State of Washington                               51st Legislature                              1989 Regular Session

 

By Senators Anderson and Newhouse

 

 

Read first time 2/16/89 and referred to Committee on Agriculture.

 

 


AN ACT Relating to unemployment insurance; amending RCW 50.04.150, 50.29.025, 50.20.150, 50.20.120, and 50.20.100; reenacting and amending RCW 50.04.030; creating new sections; and repealing RCW 50.04.155.

 

BE IT ENACTED BY THE LEGISLATURE OF THE STATE OF WASHINGTON:

 

        Sec. 1.  Section 16, chapter 35, Laws of 1945 as last amended by section 2, chapter 292, Laws of 1977 ex. sess. and RCW 50.04.150 are each amended to read as follows:

          The term "employment" shall not include service performed by individuals under eighteen years of age in agricultural labor ((except as otherwise provided in RCW 50.04.155)).
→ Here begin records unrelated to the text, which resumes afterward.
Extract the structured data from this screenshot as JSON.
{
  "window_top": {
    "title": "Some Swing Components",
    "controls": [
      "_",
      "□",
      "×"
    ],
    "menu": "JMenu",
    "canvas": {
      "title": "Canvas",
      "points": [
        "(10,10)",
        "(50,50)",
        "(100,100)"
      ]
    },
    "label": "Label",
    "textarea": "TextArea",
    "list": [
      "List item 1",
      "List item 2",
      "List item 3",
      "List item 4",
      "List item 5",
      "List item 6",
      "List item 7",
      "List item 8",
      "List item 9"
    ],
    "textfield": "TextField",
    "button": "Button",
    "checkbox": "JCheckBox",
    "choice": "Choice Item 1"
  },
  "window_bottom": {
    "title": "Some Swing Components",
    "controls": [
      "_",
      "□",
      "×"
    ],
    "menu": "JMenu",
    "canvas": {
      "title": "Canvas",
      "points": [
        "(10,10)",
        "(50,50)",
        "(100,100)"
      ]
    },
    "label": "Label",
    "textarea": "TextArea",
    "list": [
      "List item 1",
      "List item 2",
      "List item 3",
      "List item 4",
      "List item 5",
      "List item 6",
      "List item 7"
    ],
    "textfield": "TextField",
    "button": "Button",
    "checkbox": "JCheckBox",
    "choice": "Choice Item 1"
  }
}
          Agricultural labor is defined as services performed:

          (1) On a farm, in the employ of any person, in connection with the cultivation of the soil, or in connection with raising or harvesting any agricultural or horticultural commodity, including raising, shearing, feeding, caring for, training, and management of livestock, bees, poultry, and furbearing animals and wild life, or in the employ of the owner or tenant or other operator of a farm in connection with the operation, management, conservation, improvement, or maintenance of such farm and its tools and equipment; or

          (2) In packing, packaging, grading, storing, or delivering to storage, or to market or to a carrier for transportation to market, any agricultural or horticultural commodity; but only if such service is performed as an incident to ordinary farming operations.  The exclusions from the term "employment" provided in this paragraph shall not be deemed to be applicable with respect to commercial packing houses, commercial storage establishments, commercial canning, commercial freezing, or any other commercial processing or with respect to services performed in connection with the cultivation, raising, harvesting and processing of oysters or raising and harvesting of mushrooms or in connection with any agricultural or horticultural commodity after its delivery to a terminal market for distribution for consumption.

 

        Sec. 2.  Section 5, chapter 205, Laws of 1984 as last amended by section 3, chapter 171, Laws of 1987 and RCW 50.29.025 are each amended to read as follows:

          The contribution rate for each employer shall be determined under this section.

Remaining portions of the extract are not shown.